Jeeny: (grinning) Unless both players stop keeping score.
Host: They both laughed, quietly, the sound small and fragile, like light breaking through smoke. For a moment, the room felt softer, less cynical — as if the ghosts of failed lovers and broken promises that haunted every bar in the world had paused to listen.
Jack: (sighing) You always turn my cynicism into poetry.
Jeeny: (gently) Maybe because poetry is just cynicism that hasn’t given up yet.
Host: The clock above the bar struck midnight, its chime soft and low. The bartender extinguished the last candle, and the room fell into a quiet half-darkness.
Jack: (quietly) So tell me, Jeeny. Would you still sign it — that contract, knowing it might break you?

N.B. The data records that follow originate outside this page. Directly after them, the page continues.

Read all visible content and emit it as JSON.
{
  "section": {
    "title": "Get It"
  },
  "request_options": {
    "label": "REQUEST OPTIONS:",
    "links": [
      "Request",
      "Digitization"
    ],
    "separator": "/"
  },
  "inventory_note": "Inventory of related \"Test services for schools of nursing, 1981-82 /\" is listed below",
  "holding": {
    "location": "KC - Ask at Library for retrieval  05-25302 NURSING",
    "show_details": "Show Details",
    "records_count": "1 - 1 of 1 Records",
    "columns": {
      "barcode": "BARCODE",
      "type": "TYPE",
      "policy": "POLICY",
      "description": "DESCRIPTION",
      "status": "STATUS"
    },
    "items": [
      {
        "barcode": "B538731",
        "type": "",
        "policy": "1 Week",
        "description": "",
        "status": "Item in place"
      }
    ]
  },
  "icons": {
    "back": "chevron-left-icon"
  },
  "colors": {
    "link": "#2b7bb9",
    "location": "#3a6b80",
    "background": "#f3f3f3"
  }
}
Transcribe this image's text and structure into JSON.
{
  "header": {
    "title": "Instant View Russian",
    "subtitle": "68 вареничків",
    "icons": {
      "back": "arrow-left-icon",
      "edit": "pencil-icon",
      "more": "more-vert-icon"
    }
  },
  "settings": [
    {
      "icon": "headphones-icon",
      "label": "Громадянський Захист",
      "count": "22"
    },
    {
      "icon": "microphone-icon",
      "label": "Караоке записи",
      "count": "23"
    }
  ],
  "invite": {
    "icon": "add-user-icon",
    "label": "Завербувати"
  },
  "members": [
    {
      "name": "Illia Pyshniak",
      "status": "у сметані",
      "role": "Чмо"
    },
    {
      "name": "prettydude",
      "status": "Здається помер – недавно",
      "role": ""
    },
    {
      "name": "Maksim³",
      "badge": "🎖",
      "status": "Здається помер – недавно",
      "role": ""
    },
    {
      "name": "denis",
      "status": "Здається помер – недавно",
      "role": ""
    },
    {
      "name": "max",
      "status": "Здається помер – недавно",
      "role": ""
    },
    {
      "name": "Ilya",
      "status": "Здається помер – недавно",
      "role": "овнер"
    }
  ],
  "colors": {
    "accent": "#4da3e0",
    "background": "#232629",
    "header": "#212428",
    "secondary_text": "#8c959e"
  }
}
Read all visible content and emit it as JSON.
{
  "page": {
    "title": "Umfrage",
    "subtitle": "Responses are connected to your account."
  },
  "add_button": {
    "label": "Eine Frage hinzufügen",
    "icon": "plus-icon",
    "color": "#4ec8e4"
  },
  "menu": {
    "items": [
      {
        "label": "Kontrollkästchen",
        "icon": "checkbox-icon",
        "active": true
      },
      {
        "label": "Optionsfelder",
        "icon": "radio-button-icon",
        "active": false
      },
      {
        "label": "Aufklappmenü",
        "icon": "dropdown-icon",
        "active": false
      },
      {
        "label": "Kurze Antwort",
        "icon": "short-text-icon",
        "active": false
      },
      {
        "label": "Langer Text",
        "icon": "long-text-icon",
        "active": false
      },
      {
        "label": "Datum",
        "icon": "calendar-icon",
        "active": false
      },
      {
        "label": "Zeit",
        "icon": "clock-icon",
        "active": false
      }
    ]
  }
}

Jeeny: (after a long pause, whispering) Every time. Because even if it breaks me, I’d rather be broken by something real than whole because I never tried.
Host: He looked at her — really looked — and in her eyes, there was that dangerous thing he always feared: hope.
The rain outside stopped. The city exhaled.
And in that stillness — that fragile, imperfect stillness — the words of Dalton Trumbo seemed to echo like an afterthought, not of warning, but of revelation:
That the fool who signs for love may lose everything —
but the wise man who refuses will never truly live.